In a day's work: ASU alumna sees plenty of blood
A degree at Arizona State University can lead a Sun Devil just about anywhere. The following is part of a series that shows how ASU's young alumni are already making their mark on the state, nation and world.
Unlike the detectives on the “CSI” television series family of shows, Amanda Gallegos doesn’t spend her days analyzing bullet trajectories, blood spatter patterns and fingerprints. She treks a lot of miles between the police lab and the courthouse, however, and she sees plenty of blood.
She’s a forensic scientist for the Phoenix Police Department, having worked in its toxicology lab for the past four and a half years. She specializes in DUI cases, analyzing the blood of drivers who are trying to stay out of jail.
Gallegos graduated from ASU summa cum laude with a dual degree in chemistry and justice studies in 2004, capping an active college career with participation in numerous activities. She’d thought she might go to medical school. But after volunteering in the police lab the summer after graduation, she found herself fascinated with toxicology.

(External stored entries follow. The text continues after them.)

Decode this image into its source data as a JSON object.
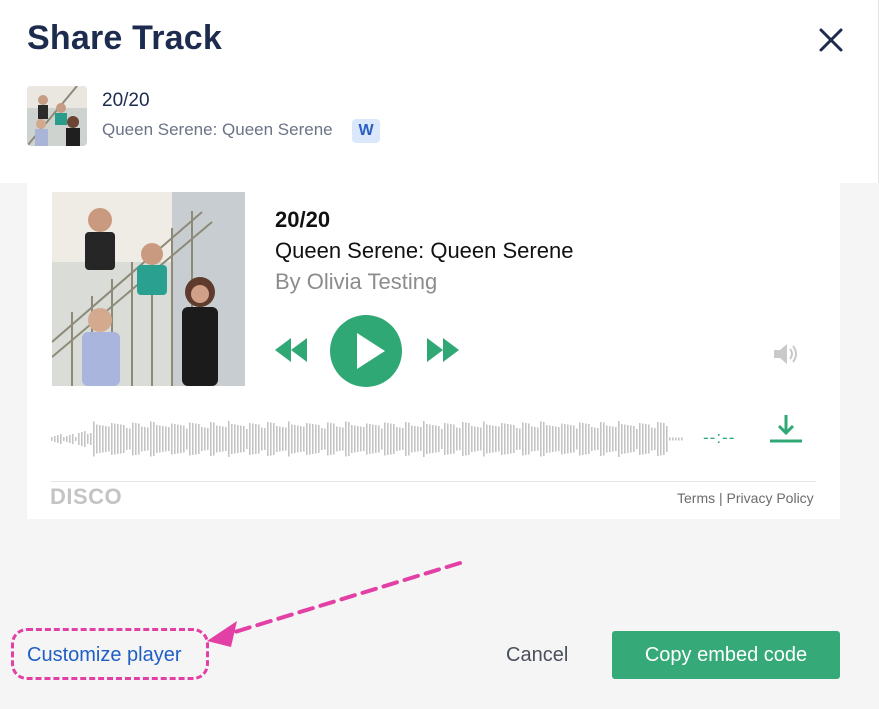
{
  "header": {
    "title": "Share Track",
    "track_title": "20/20",
    "track_subtitle": "Queen Serene: Queen Serene",
    "badge": "W"
  },
  "player": {
    "title": "20/20",
    "subtitle": "Queen Serene: Queen Serene",
    "artist": "By Olivia Testing",
    "time": "--:--",
    "brand": "DISCO",
    "terms": "Terms",
    "separator": "|",
    "privacy": "Privacy Policy"
  },
  "footer": {
    "customize_label": "Customize player",
    "cancel_label": "Cancel",
    "copy_label": "Copy embed code"
  },
  "colors": {
    "accent_green": "#2fa876",
    "title_navy": "#1d2b4f",
    "link_blue": "#1f5fc4",
    "annotation_pink": "#e340a6"
  },
  "icons": [
    "close-icon",
    "rewind-icon",
    "play-icon",
    "fast-forward-icon",
    "volume-icon",
    "download-icon"
  ]
}
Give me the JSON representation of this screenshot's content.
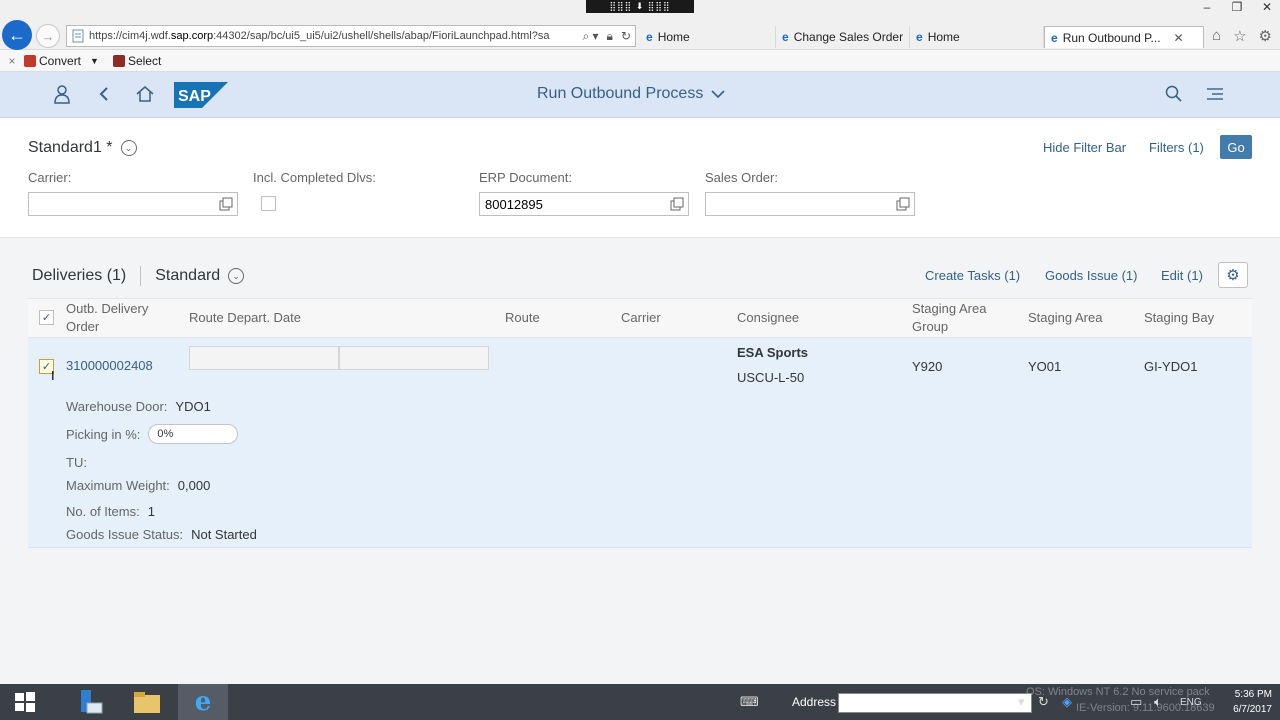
{
  "browser": {
    "url_prefix": "https://cim4j.wdf.",
    "url_host": "sap.corp",
    "url_rest": ":44302/sap/bc/ui5_ui5/ui2/ushell/shells/abap/FioriLaunchpad.html?sa",
    "tabs": [
      {
        "label": "Home"
      },
      {
        "label": "Change Sales Order"
      },
      {
        "label": "Home"
      },
      {
        "label": "Run Outbound P..."
      }
    ],
    "top_badge": "⣿⣿⣿ ⬇ ⣿⣿⣿"
  },
  "commandbar": {
    "close": "×",
    "convert_label": "Convert",
    "select_label": "Select"
  },
  "shell": {
    "logo_text": "SAP",
    "title": "Run Outbound Process"
  },
  "filterbar": {
    "variant": "Standard1 *",
    "hide_filter_bar": "Hide Filter Bar",
    "filters": "Filters (1)",
    "go": "Go",
    "fields": {
      "carrier_label": "Carrier:",
      "carrier_value": "",
      "incl_completed_label": "Incl. Completed Dlvs:",
      "erp_document_label": "ERP Document:",
      "erp_document_value": "80012895",
      "sales_order_label": "Sales Order:",
      "sales_order_value": ""
    }
  },
  "table": {
    "title": "Deliveries (1)",
    "variant": "Standard",
    "actions": {
      "create_tasks": "Create Tasks (1)",
      "goods_issue": "Goods Issue (1)",
      "edit": "Edit (1)"
    },
    "columns": {
      "outb_delivery_order_l1": "Outb. Delivery",
      "outb_delivery_order_l2": "Order",
      "route_depart_date": "Route Depart. Date",
      "route": "Route",
      "carrier": "Carrier",
      "consignee": "Consignee",
      "staging_area_group_l1": "Staging Area",
      "staging_area_group_l2": "Group",
      "staging_area": "Staging Area",
      "staging_bay": "Staging Bay"
    },
    "row": {
      "order": "310000002408",
      "consignee_name": "ESA Sports",
      "consignee_id": "USCU-L-50",
      "staging_area_group": "Y920",
      "staging_area": "YO01",
      "staging_bay": "GI-YDO1",
      "details": {
        "warehouse_door_label": "Warehouse Door:",
        "warehouse_door_value": "YDO1",
        "picking_label": "Picking in %:",
        "picking_value": "0%",
        "picking_fraction": 0,
        "tu_label": "TU:",
        "max_weight_label": "Maximum Weight:",
        "max_weight_value": "0,000",
        "items_label": "No. of Items:",
        "items_value": "1",
        "gi_status_label": "Goods Issue Status:",
        "gi_status_value": "Not Started"
      }
    }
  },
  "taskbar": {
    "address_label": "Address",
    "lang": "ENG",
    "time": "5:36 PM",
    "date": "6/7/2017",
    "ghost_line1": "OS: Windows NT 6.2 No service pack",
    "ghost_line2": "IE-Version: 9.11.9600.18639"
  },
  "colors": {
    "shell_bg": "#dae6f5",
    "accent": "#346187",
    "go_button": "#427cac",
    "selected_row": "#e5f0fa"
  }
}
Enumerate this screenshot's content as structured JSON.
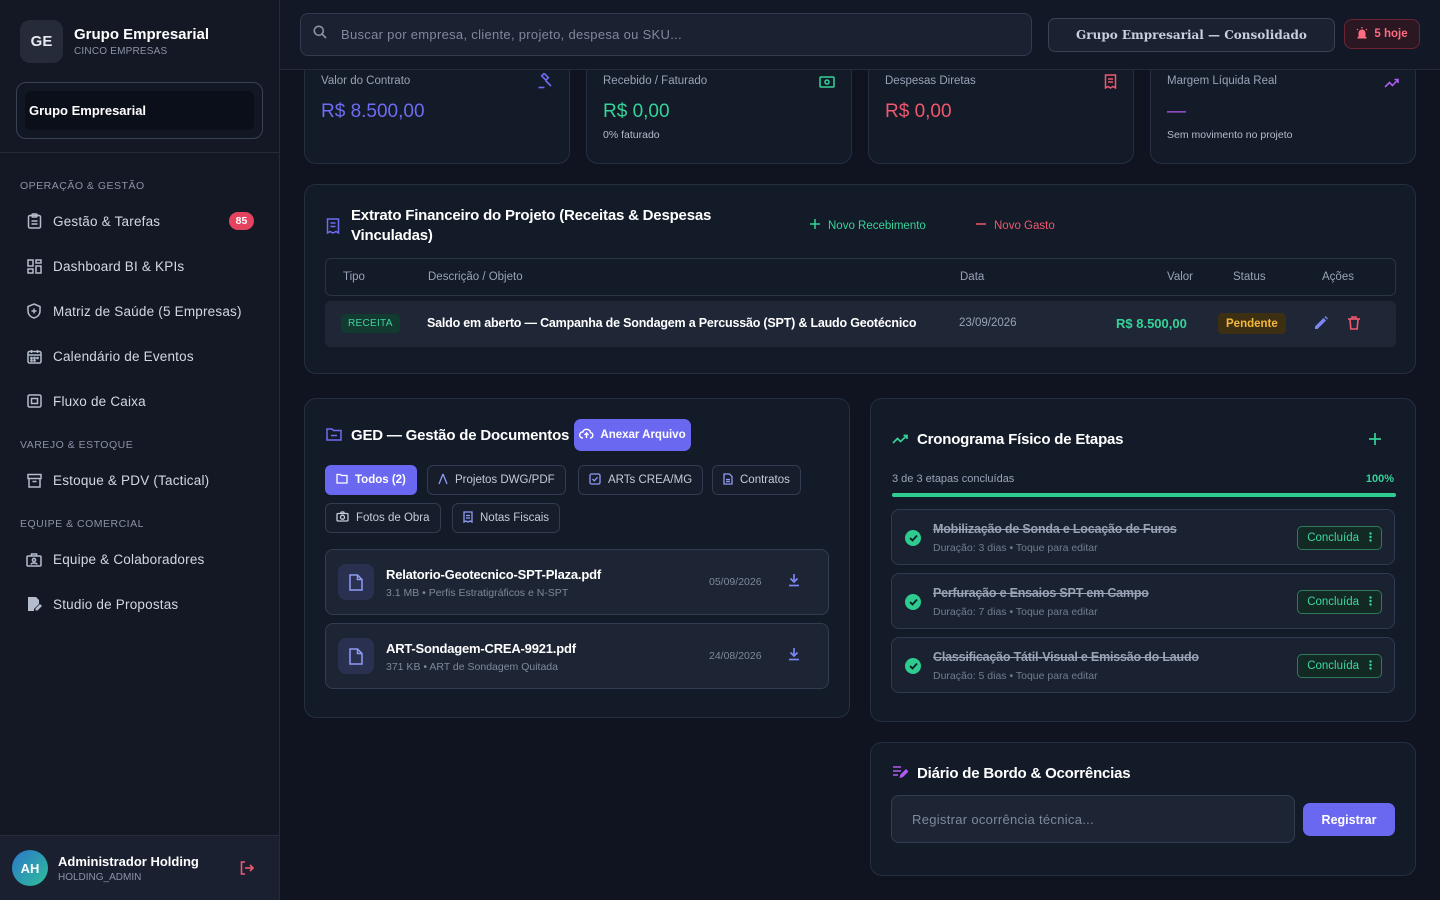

Gallegos has testified 175 times in Phoenix Municipal Court about the effects of drugs and alcohol on individuals, holding her own on the witness stand in some of the most adversarial, highly litigated cases in the court.
“I try to be as objective as possible,” says Gallegos, 27. “I’m very analytical and detail oriented. I really like what I do. I look on it as educating a panel of jurors, talking to them to help them understand a concept.”
For relaxation, Gallegos plays full-contact women’s rugby, a sport she took up at ASU. Now she plays forward twice a week with the Scottsdale Lady Blues.
In the courtroom, that competitive streak may well make her as tough-minded as any detective on “CSI.”